Former U.S. Secretary of Defense, Donald Rumsfeld, traveled to Arbil to visit the South Korean troops on October 10, 2004. On his way home from a visit to Paris, President Roh Moo-hyun made a surprise visit to the Zaytun Division in Arbil on December 8. Throughout 2005, South Korea's was the third largest foreign military deployment in Iraq, behind the United Kingdom.

In early 2006, 1,300 troops were withdrawn following a December 2005 vote by the National Assembly (10-3 with one abstention). Another 1,200 troops were sent home in early 2007, and it was widely assumed that a complete pullout would take place by the beginning of 2008, when the deployment mandate was set to expire. However, on October 23, 2007, South Korean President Roh Moo-hyun announced that the mandate would be extended for another year, although the size of the contingent will be halved to 600. The decision to yet again renew the mandate came just several weeks away from December elections in South Korea, during which the extremely unpopular military deployment to Iraq was expected to become a significant issue.
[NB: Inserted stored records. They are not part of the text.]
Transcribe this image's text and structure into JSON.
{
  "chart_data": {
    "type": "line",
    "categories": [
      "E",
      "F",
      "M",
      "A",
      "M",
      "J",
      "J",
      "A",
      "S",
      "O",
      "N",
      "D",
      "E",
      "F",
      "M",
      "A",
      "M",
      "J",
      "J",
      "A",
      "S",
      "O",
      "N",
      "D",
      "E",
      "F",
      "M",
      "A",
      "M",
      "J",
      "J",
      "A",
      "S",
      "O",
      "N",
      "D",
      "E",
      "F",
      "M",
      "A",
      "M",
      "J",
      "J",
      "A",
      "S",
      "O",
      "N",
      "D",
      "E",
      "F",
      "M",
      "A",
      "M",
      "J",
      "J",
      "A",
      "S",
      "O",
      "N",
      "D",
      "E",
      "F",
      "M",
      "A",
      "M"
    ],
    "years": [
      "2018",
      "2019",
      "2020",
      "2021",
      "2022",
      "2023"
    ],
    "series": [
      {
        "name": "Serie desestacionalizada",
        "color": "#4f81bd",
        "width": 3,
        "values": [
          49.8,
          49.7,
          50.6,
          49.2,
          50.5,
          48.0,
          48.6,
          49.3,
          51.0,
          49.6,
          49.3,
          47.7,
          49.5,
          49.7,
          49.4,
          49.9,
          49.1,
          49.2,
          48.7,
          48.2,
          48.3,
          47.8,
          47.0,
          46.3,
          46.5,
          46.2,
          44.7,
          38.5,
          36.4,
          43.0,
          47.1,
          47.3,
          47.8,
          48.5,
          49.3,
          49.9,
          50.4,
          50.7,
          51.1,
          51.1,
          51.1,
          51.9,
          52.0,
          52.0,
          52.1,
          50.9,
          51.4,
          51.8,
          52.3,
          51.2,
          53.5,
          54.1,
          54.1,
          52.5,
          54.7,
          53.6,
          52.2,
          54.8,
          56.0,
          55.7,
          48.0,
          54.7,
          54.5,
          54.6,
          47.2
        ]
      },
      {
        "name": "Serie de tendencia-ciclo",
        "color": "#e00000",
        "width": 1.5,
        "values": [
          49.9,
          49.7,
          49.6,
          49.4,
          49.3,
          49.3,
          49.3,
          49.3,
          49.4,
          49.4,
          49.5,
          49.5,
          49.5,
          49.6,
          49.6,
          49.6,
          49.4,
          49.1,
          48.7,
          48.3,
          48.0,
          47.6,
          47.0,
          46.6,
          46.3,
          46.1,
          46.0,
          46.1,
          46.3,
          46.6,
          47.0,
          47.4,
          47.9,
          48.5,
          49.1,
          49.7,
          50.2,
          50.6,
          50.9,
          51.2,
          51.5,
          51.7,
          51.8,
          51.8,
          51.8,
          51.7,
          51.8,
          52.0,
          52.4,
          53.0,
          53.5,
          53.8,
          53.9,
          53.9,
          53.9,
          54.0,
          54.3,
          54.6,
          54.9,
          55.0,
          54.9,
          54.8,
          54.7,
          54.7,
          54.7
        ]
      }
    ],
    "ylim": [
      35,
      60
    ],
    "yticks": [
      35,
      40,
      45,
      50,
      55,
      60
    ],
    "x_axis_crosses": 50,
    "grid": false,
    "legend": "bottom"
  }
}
In December 2007, South Korea had 933 personnel deployed; this number had fallen to 520 by October 2008. In a regular briefing on October 29, 2008, Won Tae-jae, a spokesman at the Ministry of Defense said, "The Zaytun army unit, stationed in the city of Arbil in northern Iraq, will begin pulling out of the country in early December, handing the mission over to U.S. troops, and will complete the withdrawal by around December 20, [2008]." A farewell ceremony for the remainder of the South Korean contingent was held on December 1, 2008.

==Other details==
The main tasks of the South Korean contingent were to provide medical services and to build and repair roads, power lines, schools and other public infrastructure. The contingent included a small number of Muslim South Korean soldiers who converted to Islam just before their deployment. The Koreans suffered only one fatality: an officer who committed suicide on the South Korean base in May 2007. The only other deaths attributed to their presence have been accidents involving both South Korean and Iraqi civilians.